After nearly two months with no gas in her home due to a prolonged gas leak, Judy Yu thanked the Great Neck Board of Trustees Tuesday night for their efforts in helping her get the gas turned on Friday.

“All the children are so happy to take a bath,” Yu told the board. “So today I’m coming to… thank [you] for all your help.”

Yu moved into her rental home with her two children in August and said that within the first day of living there, she smelled gas. When she first brought the issue up to her landlord, Yosef Shemtov, Yu said he disregarded the issue and didn’t look into it.

In October, after two months of living with her windows opened and needing to shut them due to the colder weather, the smell was still persistent and Yu took the issue into her own hands.

She called National Grid who upon inspecting her home immediately turned off her gas due to a leak.

But it was not immediately fixed, with her landlord a week later turning it back on without conducting a pressure test of the gas lines, she said.

“I feel unsafe,” Yu said.

Yu’s gas was turned off again on Nov. 3 by National Grid, leaving her again with no gas and no hot water as the weather got colder. Multiple pressure tests were then conducted, all of them failing due to a persisting leak in the gas pipes.

Yu, with the help of fellow resident David Zielenziger, began contacting anyone who could help, including the Red Cross.

“But no one can help me,” Yu said.

But a solution was finally made achievable after Yu spoke at the last Great Neck Board of Trustees meeting where she explained her issue and the village stepped in to help.

“Then things [were] changing,” Yu said.

The village assisted in getting the pipes fixed in Yu’s home and connecting her back to the gas lines. A pressure test finally passed on Thursday, bringing heat back into her home by Friday.

But then a water leak flooded her basement Friday evening, delaying the resolutions to her problems until Monday.

While Yu’s months-long gas leak has found resolution, Zielenziger told the board that the village needs to step in and increase its oversight of rental units by regularly inspecting them.
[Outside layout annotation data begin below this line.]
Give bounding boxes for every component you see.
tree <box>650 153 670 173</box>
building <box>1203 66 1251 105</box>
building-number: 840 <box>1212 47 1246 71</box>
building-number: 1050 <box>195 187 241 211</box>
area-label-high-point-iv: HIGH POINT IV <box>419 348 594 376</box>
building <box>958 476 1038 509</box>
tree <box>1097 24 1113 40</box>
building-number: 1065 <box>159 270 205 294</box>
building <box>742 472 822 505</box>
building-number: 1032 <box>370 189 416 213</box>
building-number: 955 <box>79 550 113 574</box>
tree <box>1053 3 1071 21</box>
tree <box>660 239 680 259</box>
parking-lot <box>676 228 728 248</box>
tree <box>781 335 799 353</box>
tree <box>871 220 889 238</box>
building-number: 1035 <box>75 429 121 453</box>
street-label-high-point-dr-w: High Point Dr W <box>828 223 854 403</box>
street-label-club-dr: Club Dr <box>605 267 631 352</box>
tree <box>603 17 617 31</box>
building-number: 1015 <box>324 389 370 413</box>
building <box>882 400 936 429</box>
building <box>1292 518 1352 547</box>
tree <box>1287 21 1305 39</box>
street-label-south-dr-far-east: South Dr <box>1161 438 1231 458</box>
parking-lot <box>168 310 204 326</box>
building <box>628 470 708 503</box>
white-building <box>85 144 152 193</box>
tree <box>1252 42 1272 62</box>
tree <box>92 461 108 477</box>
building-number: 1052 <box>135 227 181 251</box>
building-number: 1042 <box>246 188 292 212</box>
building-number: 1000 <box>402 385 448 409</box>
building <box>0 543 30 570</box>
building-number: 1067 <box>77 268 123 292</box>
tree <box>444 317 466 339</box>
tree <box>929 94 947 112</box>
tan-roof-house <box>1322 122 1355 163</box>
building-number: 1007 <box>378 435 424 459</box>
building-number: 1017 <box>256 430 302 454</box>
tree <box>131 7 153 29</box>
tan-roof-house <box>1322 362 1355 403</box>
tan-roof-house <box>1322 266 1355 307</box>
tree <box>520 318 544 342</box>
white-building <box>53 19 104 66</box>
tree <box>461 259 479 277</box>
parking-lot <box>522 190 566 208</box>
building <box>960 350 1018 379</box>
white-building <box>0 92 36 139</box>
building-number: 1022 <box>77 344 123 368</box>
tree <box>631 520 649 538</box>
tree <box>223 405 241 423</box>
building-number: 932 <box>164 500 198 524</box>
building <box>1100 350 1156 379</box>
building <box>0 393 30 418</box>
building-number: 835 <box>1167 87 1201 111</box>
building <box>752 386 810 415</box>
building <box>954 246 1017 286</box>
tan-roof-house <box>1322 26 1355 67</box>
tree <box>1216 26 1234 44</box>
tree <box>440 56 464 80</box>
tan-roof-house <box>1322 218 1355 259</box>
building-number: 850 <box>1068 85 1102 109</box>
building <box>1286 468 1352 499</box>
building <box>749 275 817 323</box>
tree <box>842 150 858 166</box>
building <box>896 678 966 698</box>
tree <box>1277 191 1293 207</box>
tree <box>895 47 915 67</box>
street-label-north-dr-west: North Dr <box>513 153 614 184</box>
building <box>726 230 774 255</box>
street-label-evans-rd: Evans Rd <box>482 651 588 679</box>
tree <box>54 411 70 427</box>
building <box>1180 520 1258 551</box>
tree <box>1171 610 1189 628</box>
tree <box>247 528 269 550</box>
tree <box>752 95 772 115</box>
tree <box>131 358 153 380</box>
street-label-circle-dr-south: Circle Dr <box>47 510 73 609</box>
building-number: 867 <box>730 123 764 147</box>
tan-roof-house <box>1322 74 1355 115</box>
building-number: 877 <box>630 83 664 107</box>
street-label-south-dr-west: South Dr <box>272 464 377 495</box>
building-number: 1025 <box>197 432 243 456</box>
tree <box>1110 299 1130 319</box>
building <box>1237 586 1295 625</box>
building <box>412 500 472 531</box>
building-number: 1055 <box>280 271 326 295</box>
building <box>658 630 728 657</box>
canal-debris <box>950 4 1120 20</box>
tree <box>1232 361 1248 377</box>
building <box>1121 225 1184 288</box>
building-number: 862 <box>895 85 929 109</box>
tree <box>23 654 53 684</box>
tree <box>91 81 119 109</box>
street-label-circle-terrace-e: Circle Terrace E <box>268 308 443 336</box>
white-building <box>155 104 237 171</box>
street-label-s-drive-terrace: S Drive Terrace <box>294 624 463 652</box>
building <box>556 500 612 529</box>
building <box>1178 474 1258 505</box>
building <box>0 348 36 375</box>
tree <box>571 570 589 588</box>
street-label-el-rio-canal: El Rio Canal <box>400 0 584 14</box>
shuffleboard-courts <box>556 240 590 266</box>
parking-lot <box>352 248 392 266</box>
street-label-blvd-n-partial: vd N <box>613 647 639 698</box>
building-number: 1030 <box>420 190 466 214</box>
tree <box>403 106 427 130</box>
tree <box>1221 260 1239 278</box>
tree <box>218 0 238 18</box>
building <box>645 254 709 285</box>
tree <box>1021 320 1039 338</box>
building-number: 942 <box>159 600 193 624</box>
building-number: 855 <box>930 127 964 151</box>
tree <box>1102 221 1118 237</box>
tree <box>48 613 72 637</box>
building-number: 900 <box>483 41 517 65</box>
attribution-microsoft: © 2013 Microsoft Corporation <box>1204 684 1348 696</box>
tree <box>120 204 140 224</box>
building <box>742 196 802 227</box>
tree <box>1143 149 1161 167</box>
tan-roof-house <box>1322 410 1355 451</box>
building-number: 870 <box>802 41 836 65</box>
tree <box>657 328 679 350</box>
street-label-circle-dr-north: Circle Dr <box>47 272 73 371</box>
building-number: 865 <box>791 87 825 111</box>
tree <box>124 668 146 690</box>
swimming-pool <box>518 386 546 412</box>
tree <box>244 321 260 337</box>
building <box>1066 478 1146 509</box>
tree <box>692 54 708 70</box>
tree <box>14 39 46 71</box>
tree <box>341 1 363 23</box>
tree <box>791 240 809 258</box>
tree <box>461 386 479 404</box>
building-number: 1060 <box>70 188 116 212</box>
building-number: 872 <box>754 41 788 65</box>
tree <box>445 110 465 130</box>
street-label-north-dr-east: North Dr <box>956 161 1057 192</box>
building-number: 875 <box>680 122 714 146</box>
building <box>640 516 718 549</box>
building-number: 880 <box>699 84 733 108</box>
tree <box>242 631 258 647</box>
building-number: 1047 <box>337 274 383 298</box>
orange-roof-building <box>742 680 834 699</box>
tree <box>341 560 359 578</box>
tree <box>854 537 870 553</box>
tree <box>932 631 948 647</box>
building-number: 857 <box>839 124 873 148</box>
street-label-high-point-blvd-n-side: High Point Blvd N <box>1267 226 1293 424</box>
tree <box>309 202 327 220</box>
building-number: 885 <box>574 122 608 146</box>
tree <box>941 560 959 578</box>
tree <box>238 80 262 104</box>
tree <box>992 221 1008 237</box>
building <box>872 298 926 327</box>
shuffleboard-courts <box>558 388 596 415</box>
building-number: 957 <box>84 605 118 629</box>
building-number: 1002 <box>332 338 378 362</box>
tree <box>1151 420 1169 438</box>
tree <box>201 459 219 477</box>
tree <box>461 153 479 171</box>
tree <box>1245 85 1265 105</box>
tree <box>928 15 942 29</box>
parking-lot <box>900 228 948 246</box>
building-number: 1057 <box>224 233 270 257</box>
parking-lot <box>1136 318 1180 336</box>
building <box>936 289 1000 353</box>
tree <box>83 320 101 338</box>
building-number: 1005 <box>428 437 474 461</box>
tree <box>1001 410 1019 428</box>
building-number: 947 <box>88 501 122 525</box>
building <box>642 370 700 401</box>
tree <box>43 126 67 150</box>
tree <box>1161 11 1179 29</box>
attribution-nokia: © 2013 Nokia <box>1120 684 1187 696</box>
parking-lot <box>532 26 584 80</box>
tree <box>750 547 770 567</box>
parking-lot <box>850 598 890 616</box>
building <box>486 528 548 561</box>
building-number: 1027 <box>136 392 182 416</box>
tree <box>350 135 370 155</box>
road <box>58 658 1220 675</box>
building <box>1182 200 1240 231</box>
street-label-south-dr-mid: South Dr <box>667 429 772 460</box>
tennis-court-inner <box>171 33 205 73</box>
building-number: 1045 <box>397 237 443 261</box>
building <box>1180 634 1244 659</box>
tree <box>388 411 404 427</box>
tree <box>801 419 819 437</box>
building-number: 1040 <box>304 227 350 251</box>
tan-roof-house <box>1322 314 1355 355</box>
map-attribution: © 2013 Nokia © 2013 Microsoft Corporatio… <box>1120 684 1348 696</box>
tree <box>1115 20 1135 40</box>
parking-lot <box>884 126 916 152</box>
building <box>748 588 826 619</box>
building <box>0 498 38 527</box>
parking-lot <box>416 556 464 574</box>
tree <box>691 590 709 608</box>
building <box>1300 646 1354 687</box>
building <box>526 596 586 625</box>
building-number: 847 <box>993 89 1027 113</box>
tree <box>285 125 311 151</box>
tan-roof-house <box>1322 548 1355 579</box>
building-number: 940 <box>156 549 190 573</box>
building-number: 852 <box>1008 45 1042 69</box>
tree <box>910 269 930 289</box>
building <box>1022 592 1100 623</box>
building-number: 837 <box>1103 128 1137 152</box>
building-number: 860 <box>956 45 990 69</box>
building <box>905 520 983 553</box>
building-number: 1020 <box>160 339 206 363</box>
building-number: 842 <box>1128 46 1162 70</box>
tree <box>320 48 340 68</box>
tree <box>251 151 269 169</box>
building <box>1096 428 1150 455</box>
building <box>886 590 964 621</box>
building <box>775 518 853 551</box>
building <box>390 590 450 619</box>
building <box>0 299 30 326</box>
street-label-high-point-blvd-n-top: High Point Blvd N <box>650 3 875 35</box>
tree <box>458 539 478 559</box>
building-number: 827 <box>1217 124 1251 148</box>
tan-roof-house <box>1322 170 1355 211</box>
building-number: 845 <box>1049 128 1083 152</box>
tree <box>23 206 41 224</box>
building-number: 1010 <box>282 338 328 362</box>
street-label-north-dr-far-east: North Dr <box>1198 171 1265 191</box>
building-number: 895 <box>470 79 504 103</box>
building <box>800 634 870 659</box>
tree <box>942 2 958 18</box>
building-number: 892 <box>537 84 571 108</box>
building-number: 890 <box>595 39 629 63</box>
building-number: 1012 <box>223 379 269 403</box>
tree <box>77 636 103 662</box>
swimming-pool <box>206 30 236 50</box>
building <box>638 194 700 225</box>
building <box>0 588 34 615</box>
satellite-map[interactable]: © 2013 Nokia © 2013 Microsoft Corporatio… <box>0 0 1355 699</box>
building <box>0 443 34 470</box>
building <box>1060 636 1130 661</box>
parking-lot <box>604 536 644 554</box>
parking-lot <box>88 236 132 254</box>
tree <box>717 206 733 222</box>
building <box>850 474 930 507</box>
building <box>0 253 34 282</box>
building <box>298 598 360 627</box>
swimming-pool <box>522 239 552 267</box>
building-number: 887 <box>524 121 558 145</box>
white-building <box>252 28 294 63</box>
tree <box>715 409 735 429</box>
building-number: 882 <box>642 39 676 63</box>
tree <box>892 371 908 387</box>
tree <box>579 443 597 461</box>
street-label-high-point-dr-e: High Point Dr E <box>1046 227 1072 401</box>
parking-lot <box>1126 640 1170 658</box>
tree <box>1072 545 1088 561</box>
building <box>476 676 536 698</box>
“If we have enough staff and personnel, that perhaps many of these rental units should be inspected as Shemtov now has a summons because a rear part of that cottage was illegally converted,” Zielenziger told the board. “I mean how many other things are there?”

In other news, the Great Neck Board of Trustees approved a new stop sign at the intersection of William Penn and Old Pond Road.

Village Clerk-Treasurer Abraham Cohan said the village had received letters regarding speeding at the William Penn and Old Pond Road intersection, with no stop signs currently present.

Two stop signs will now be added to the intersection to create a three-way stop.

The village also approved a change in the parking restrictions on the east side of Church Street to permit two-hour parking from 7 a.m. to 7 p.m. It previously had no parking restrictions.

The Great Neck Board of Trustees will convene again on Dec. 19.